Bunuel wrote:
If n is a positive integer and r is the remainder when (n-1)(n+1) is divided by 24, what is the value of r?
Algebraic approach:
(1) n is not divisible by 2. Insufficient on its own, but this statement says that \(n=odd\) --> \(n-1\) and \(n+1\) are consecutive even integers --> \((n-1)(n+1)\) must be divisible by 8 (as both multiples are even and one of them will be divisible by 4. From consecutive even integers one is divisible by 4: (2, 4); (4, 6); (6, 8); (8, 10); (10, 12), ...).
(2) n is not divisible by 3. Insufficient on its own, but form this statement either \(n-1\) or \(n+1\) must be divisible by 3 (as \(n-1\), \(n\), and \(n+1\) are consecutive integers, so one of them must be divisible by 3, we are told that it's not \(n\), hence either \(n-1\) or \(n+1\)).
(1)+(2) From (1) \((n-1)(n+1)\) is divisible by 8, from (2) it's also divisible by 3, therefore it must be divisible by \(8*3=24\), which means that remainder upon division \((n-1)(n+1)\) by 24 will be 0. Sufficient.
Answer: C.
Hope it's clear.
Hi Bunuel, With statement 1, if we assume n = 1, then, why can we still assume that n is a multiple of 8, when we solve together?

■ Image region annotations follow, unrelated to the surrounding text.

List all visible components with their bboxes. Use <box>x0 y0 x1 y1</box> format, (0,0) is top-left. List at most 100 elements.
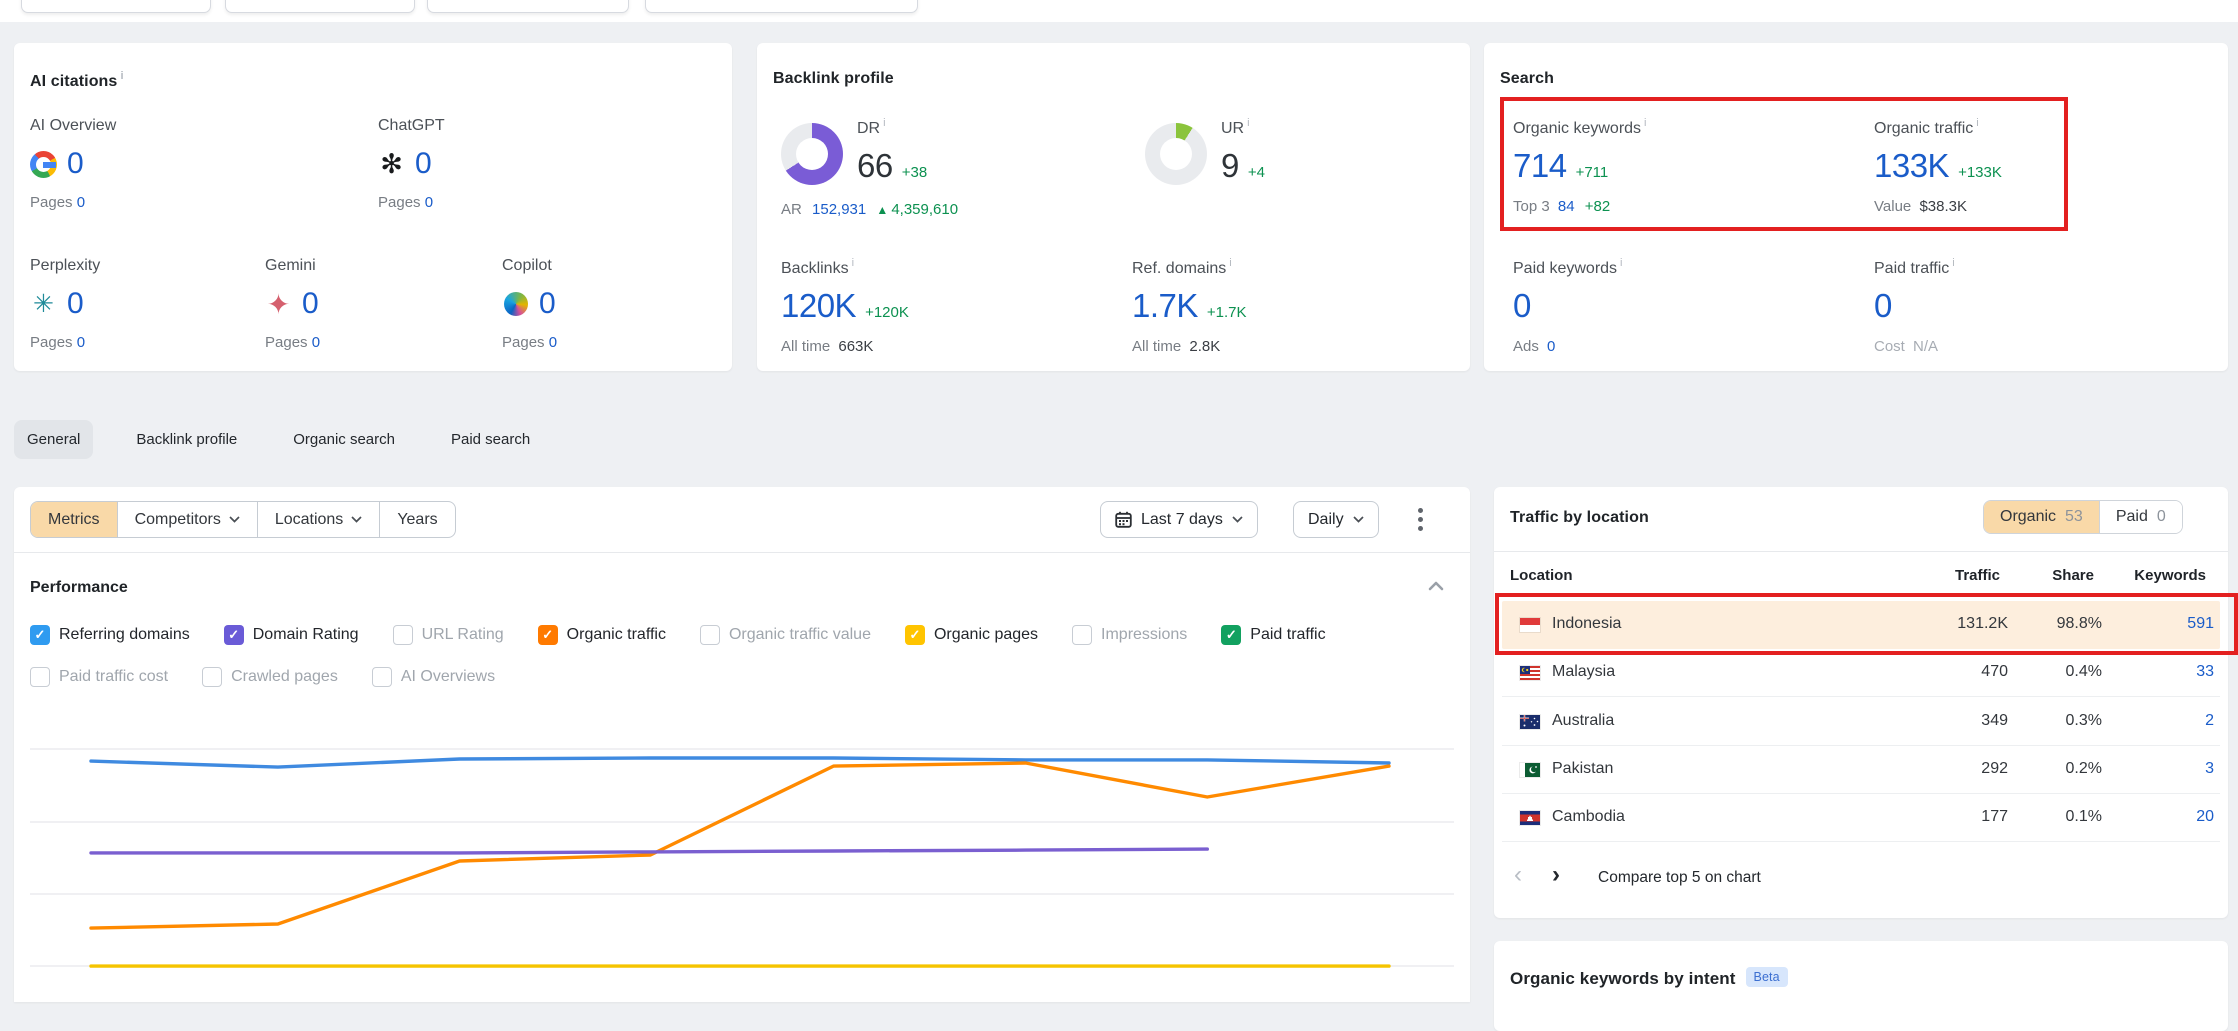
info-icon: i <box>1229 257 1231 269</box>
keywords-link[interactable]: 33 <box>2122 663 2214 681</box>
keywords-link[interactable]: 3 <box>2122 760 2214 778</box>
tab-backlink-profile[interactable]: Backlink profile <box>123 420 250 459</box>
more-options-kebab-menu[interactable] <box>1414 504 1427 535</box>
metric-label: Referring domains <box>59 626 190 644</box>
locations-segment[interactable]: Locations <box>257 502 380 537</box>
domain-input-box-4[interactable] <box>645 0 918 13</box>
metrics-segment[interactable]: Metrics <box>31 502 117 537</box>
unchecked-checkbox-icon[interactable] <box>202 667 222 687</box>
pagination-prev-button[interactable]: ‹ <box>1514 863 1522 887</box>
ai-overview-value[interactable]: 0 <box>67 147 83 181</box>
copilot-metric: Copilot 0 Pages 0 <box>502 257 557 351</box>
checked-checkbox-icon[interactable]: ✓ <box>538 625 558 645</box>
metric-toggle-referring-domains[interactable]: ✓ Referring domains <box>30 625 190 645</box>
metric-toggle-paid-traffic[interactable]: ✓Paid traffic <box>1221 625 1325 645</box>
location-row-pakistan[interactable]: Pakistan 292 0.2% 3 <box>1502 746 2220 794</box>
chart-line-domain-rating <box>91 849 1207 853</box>
top3-link[interactable]: 84 <box>1558 198 1575 215</box>
metric-toggle-paid-traffic-cost[interactable]: Paid traffic cost <box>30 667 168 687</box>
unchecked-checkbox-icon[interactable] <box>393 625 413 645</box>
competitors-segment[interactable]: Competitors <box>117 502 257 537</box>
metric-toggle-ai-overviews[interactable]: AI Overviews <box>372 667 495 687</box>
domain-input-box-2[interactable] <box>225 0 415 13</box>
chevron-down-icon <box>1232 516 1243 523</box>
metric-toggles-row-2: Paid traffic cost Crawled pages AI Overvie… <box>30 665 495 689</box>
unchecked-checkbox-icon[interactable] <box>700 625 720 645</box>
gemini-value[interactable]: 0 <box>302 287 318 321</box>
keywords-by-intent-card: Organic keywords by intentBeta <box>1494 941 2228 1031</box>
unchecked-checkbox-icon[interactable] <box>1072 625 1092 645</box>
info-icon: i <box>1952 257 1954 269</box>
perplexity-icon <box>30 291 57 318</box>
ai-overview-pages-link[interactable]: 0 <box>77 194 85 211</box>
tab-paid-search[interactable]: Paid search <box>438 420 543 459</box>
collapse-chevron-up-icon[interactable] <box>1428 581 1444 591</box>
chart-line-referring-domains <box>91 758 1389 767</box>
view-segmented-control: Metrics Competitors Locations Years <box>30 501 456 538</box>
organic-keywords-value-link[interactable]: 714 <box>1513 147 1567 185</box>
paid-keywords-value-link[interactable]: 0 <box>1513 287 1531 325</box>
copilot-pages-link[interactable]: 0 <box>549 334 557 351</box>
years-segment[interactable]: Years <box>379 502 454 537</box>
ref-domains-value-link[interactable]: 1.7K <box>1132 287 1198 325</box>
overview-chart-card: Metrics Competitors Locations Years Last… <box>14 487 1470 1002</box>
unchecked-checkbox-icon[interactable] <box>30 667 50 687</box>
gemini-icon <box>265 291 292 318</box>
keywords-link[interactable]: 2 <box>2122 712 2214 730</box>
pagination-next-button[interactable]: › <box>1552 863 1560 887</box>
location-row-malaysia[interactable]: Malaysia 470 0.4% 33 <box>1502 649 2220 697</box>
tab-general[interactable]: General <box>14 420 93 459</box>
metric-toggle-organic-pages[interactable]: ✓Organic pages <box>905 625 1038 645</box>
checked-checkbox-icon[interactable]: ✓ <box>224 625 244 645</box>
location-row-cambodia[interactable]: Cambodia 177 0.1% 20 <box>1502 794 2220 842</box>
metric-toggle-organic-traffic[interactable]: ✓ Organic traffic <box>538 625 666 645</box>
chatgpt-value[interactable]: 0 <box>415 147 431 181</box>
metric-toggle-organic-traffic-value[interactable]: Organic traffic value <box>700 625 871 645</box>
domain-input-box-1[interactable] <box>21 0 211 13</box>
perplexity-pages-link[interactable]: 0 <box>77 334 85 351</box>
pakistan-flag-icon <box>1520 763 1540 777</box>
performance-line-chart <box>14 690 1470 1002</box>
perplexity-value[interactable]: 0 <box>67 287 83 321</box>
perplexity-metric: Perplexity 0 Pages 0 <box>30 257 100 351</box>
ar-value-link[interactable]: 152,931 <box>812 201 866 218</box>
gemini-pages-link[interactable]: 0 <box>312 334 320 351</box>
organic-toggle-segment[interactable]: Organic 53 <box>1984 501 2099 533</box>
ads-link[interactable]: 0 <box>1547 338 1555 355</box>
performance-title: Performance <box>30 579 128 597</box>
checked-checkbox-icon[interactable]: ✓ <box>905 625 925 645</box>
organic-traffic-value-link[interactable]: 133K <box>1874 147 1949 185</box>
keywords-link[interactable]: 591 <box>2122 615 2214 633</box>
metric-toggle-crawled-pages[interactable]: Crawled pages <box>202 667 338 687</box>
checked-checkbox-icon[interactable]: ✓ <box>1221 625 1241 645</box>
metric-toggle-domain-rating[interactable]: ✓Domain Rating <box>224 625 359 645</box>
metric-label: AI Overviews <box>401 668 495 686</box>
paid-keywords-metric: Paid keywordsi 0 Ads 0 <box>1513 257 1623 355</box>
metric-toggles-row-1: ✓ Referring domains ✓Domain Rating URL Rati… <box>30 623 1326 647</box>
chevron-down-icon <box>229 516 240 523</box>
top-strip <box>0 0 2238 22</box>
ur-metric: URi 9 +4 <box>1221 117 1265 185</box>
metric-toggle-impressions[interactable]: Impressions <box>1072 625 1187 645</box>
compare-top5-button[interactable]: Compare top 5 on chart <box>1598 869 1761 887</box>
copilot-value[interactable]: 0 <box>539 287 555 321</box>
australia-flag-icon <box>1520 715 1540 729</box>
granularity-button[interactable]: Daily <box>1293 501 1379 538</box>
checked-checkbox-icon[interactable]: ✓ <box>30 625 50 645</box>
metric-toggle-url-rating[interactable]: URL Rating <box>393 625 504 645</box>
location-row-indonesia[interactable]: Indonesia 131.2K 98.8% 591 <box>1502 601 2220 649</box>
backlinks-value-link[interactable]: 120K <box>781 287 856 325</box>
unchecked-checkbox-icon[interactable] <box>372 667 392 687</box>
chart-line-organic-traffic <box>91 763 1389 928</box>
search-card: Search Organic keywordsi 714 +711 Top 3 … <box>1484 43 2228 371</box>
metric-label: Organic traffic <box>567 626 666 644</box>
tab-organic-search[interactable]: Organic search <box>280 420 408 459</box>
date-range-button[interactable]: Last 7 days <box>1100 501 1258 538</box>
chatgpt-pages-link[interactable]: 0 <box>425 194 433 211</box>
domain-input-box-3[interactable] <box>427 0 629 13</box>
keywords-link[interactable]: 20 <box>2122 808 2214 826</box>
paid-traffic-value-link[interactable]: 0 <box>1874 287 1892 325</box>
chevron-down-icon <box>1353 516 1364 523</box>
paid-toggle-segment[interactable]: Paid 0 <box>2099 501 2182 533</box>
location-row-australia[interactable]: Australia 349 0.3% 2 <box>1502 698 2220 746</box>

My guess is, we cant, but if we were to assume n = 1, we still get r = 0 (which is the same case as when we assume n is a multiple of 8 and 3), and hence, we still consider this sufficient together? Would just like to validate my thinking on this.
Bunuel.
Sorry, but I don't understand what yo mean. Please elaborate.